Il film è, in fondo, una riflessione amara sul nostro desiderio di controllo: nel XXI secolo l’uomo non cerca più solo potere sulla natura, ma potere sul tempo, sul destino, perfino sull’amore. Ma Loop ci mostra quanto sia fragile quell’illusione. Maria Luiza non è solo vittima, è simbolo di tutto ciò che nell’amore non si può forzare: la presenza, la vita, il fluire. E Daniel cerca di recuperare, cerca ciò che non è più suo — e forse non lo è mai stato.
C’è un elemento quasi esoterico nell’ossessione di Daniel: la scienza che diventa rito, l’equazione che diventa preghiera, il salto nel passato che diventa una discesa nella solitudine.
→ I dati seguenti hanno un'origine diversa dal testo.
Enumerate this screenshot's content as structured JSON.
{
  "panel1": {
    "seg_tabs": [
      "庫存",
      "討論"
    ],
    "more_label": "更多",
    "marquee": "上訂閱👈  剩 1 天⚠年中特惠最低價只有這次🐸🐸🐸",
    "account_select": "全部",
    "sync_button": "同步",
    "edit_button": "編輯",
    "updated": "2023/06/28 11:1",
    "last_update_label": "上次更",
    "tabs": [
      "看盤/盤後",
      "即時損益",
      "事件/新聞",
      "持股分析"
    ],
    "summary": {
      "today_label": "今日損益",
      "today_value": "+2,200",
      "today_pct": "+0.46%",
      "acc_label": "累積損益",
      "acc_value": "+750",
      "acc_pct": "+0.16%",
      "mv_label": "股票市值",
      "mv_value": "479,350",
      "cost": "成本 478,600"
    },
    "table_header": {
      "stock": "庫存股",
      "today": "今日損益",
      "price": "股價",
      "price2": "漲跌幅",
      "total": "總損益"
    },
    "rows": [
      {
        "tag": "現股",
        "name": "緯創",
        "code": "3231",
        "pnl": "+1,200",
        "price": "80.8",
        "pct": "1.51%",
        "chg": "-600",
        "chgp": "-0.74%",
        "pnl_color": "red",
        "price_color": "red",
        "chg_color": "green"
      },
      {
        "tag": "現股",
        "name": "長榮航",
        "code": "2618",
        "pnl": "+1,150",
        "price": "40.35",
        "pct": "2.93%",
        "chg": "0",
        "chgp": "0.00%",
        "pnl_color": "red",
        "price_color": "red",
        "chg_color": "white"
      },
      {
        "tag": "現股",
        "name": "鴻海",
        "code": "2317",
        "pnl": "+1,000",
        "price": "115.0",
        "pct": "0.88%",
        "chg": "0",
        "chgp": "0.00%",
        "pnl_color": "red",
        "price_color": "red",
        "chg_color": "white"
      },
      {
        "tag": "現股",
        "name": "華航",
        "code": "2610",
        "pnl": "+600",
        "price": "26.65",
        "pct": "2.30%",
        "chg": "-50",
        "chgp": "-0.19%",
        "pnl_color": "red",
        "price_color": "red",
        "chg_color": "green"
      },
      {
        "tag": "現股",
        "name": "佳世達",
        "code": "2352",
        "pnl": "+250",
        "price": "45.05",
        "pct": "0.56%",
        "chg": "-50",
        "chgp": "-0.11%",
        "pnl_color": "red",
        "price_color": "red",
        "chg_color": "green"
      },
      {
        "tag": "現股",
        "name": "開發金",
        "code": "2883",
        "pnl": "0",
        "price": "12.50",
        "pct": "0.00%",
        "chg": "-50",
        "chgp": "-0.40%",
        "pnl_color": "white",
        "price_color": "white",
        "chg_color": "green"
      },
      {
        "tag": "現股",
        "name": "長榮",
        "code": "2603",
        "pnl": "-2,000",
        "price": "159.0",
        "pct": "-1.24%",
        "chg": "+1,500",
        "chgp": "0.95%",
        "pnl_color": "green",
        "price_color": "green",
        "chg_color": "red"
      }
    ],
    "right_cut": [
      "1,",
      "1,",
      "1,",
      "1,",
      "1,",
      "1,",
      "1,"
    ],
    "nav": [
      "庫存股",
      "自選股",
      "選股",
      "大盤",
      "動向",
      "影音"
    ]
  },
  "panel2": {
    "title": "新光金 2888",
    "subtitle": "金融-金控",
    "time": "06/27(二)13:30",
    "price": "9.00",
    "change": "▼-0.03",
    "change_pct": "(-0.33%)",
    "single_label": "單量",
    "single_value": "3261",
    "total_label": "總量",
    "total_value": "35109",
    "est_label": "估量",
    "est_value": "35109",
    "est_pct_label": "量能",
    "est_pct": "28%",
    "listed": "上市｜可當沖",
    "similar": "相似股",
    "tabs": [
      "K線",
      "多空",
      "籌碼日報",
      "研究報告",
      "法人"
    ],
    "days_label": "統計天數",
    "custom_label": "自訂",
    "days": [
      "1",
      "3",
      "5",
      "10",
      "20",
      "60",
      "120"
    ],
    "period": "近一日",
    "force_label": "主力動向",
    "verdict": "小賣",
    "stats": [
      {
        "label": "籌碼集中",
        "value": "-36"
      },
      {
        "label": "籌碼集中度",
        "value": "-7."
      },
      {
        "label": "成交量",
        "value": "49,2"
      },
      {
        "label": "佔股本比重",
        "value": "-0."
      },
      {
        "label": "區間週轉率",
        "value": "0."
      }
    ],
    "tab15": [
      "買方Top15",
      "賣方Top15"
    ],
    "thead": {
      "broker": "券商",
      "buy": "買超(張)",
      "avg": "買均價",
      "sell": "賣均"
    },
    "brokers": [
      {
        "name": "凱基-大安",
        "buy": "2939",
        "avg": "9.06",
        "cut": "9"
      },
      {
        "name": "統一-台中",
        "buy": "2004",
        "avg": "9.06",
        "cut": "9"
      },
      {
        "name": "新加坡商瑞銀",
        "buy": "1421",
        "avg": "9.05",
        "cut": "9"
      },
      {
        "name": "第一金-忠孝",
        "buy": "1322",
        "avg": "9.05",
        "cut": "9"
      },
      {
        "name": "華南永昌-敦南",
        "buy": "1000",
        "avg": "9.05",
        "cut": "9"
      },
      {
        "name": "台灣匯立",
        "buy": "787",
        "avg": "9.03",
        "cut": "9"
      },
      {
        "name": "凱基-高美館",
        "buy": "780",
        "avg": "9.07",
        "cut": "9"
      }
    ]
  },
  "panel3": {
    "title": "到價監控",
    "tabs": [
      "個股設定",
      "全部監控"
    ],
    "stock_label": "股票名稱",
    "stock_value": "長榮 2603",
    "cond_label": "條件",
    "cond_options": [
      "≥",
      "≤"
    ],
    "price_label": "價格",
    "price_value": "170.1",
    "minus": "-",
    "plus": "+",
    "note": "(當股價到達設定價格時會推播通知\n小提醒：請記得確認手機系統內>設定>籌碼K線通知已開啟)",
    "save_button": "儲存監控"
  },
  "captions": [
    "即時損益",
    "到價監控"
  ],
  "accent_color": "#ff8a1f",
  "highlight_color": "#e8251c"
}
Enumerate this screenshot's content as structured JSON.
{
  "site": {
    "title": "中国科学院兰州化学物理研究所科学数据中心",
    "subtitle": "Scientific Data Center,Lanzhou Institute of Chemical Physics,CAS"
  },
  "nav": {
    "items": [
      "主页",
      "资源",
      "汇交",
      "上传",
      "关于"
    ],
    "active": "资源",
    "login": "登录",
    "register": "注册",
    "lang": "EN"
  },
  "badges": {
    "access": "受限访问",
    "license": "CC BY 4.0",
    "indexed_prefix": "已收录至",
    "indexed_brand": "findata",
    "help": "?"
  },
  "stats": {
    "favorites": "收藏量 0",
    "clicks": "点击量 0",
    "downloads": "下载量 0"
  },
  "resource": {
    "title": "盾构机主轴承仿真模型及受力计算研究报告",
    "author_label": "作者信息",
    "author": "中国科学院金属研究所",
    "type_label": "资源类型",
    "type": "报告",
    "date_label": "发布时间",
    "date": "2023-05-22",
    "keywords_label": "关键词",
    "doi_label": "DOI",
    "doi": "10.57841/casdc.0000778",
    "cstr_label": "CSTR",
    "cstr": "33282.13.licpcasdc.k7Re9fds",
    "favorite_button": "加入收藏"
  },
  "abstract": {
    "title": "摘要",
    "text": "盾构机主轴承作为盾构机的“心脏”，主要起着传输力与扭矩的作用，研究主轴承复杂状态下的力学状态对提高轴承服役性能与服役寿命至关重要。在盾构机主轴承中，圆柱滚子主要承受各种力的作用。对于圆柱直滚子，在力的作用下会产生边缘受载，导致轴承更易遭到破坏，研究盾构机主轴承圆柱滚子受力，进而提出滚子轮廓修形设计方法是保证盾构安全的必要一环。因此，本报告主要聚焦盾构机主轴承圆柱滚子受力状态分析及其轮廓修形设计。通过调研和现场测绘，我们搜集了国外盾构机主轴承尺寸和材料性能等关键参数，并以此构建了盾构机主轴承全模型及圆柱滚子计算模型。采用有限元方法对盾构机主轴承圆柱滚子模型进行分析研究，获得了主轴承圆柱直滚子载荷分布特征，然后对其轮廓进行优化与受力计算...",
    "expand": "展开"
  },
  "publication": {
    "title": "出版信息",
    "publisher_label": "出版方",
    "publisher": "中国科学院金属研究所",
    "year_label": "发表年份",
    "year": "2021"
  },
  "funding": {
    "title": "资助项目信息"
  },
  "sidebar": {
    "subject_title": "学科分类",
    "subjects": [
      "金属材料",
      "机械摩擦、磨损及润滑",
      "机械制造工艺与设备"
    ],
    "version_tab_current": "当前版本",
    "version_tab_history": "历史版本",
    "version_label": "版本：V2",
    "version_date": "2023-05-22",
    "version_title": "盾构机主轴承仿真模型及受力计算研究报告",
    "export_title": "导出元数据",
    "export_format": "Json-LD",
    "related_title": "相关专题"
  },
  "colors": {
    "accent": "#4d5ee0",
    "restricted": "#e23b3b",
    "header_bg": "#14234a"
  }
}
Il regista lo sottolinea attraverso simboli ricorrenti: lo specchio dell’acqua che riflette ciò che non ritorna, l’orologio che supera il minuto ma non la colpa, la stanza bianca che sembra asettica ma tratta sangue memoria e dolore.
Il successo di Loop nei festival internazionali — da Fantasporto al Manchester Film Festival — non è un caso. Il film ha vinto premi per montaggio, per attrice (Branca Messina), per il film del festival stesso. Eppure, non si adagia su questi riconoscimenti: rimane un’opera inquieta, capace di turbare più con quello che non dice che con quello che mostra.
Dal punto di vista tematico, Loop dialoga con grandi film sul tempo e il trauma: The Butterfly Effect, Predestination, Deja Vu. Ma ciò che lo distingue è che non promette riscatto, non concede speranza facile. Al contrario: l’inganno del “secondo giro” si rivela peggiore del primo. Ogni loop è un passo verso uno specchio che non ha più riflesso.
C’è anche un aspetto politico, nascosto sotto la meccanica del viaggio temporale: il film brasiliano riflette la precarietà del presente latino-americano, la perdita di certe radici, l’ansia di recuperare un futuro che sembra sempre scivolare via. Daniel non corre solo contro il tempo: corre contro la storia che ha ignorato, contro la memoria che ha tradito.
E ancora: la solitudine. Il tempo non è solo dimensione, è prigione. Daniel si isola, si allontana, diventa scienziato del silenzio. Le sue scoperte diventano ermetiche, le sue speranze astratte. In questo senso, Loop è anche un film sull’isolamento del genio — e sull’egoismo amoroso che pensa di salvare l’altro, quando in realtà cerca la propria salvezza.
La colonna sonora minimale accompagna gli stacchi temporali come respiri trattenuti. Non ci sono scoppi di azione, non ci sono esplosioni cinematografiche: c’è lo scorrere del tempo che torna su se stesso, l’eco di un urlo che non si ode e l’ombra di un addio che non smette di cercare risposta.
Il finale del film non è catartico: non trovi il “come” ma solo il “perché”. Quando Daniel ritorna — o almeno tenta di farlo — la domanda non è “ha funzionato?” ma “ha senso?”. E lo spettatore, che pensava di assistere a un film sul cambiamento, si ritrova a contemplare ciò che non può essere cambiato: l’amore perduto, il tempo consumato, l’uomo che ha scelto di fare il salto e ha perso se stesso.
Loop è dunque un rituale del rimpianto, una meditazione sul tempo che non concede seconde occasioni, una lama affilata che recide ogni promessa di redenzione. Se sei disposto a perderti in un film che non conforta, ma scuote — allora questo è uno dei presenti più sinceri del cinema recente.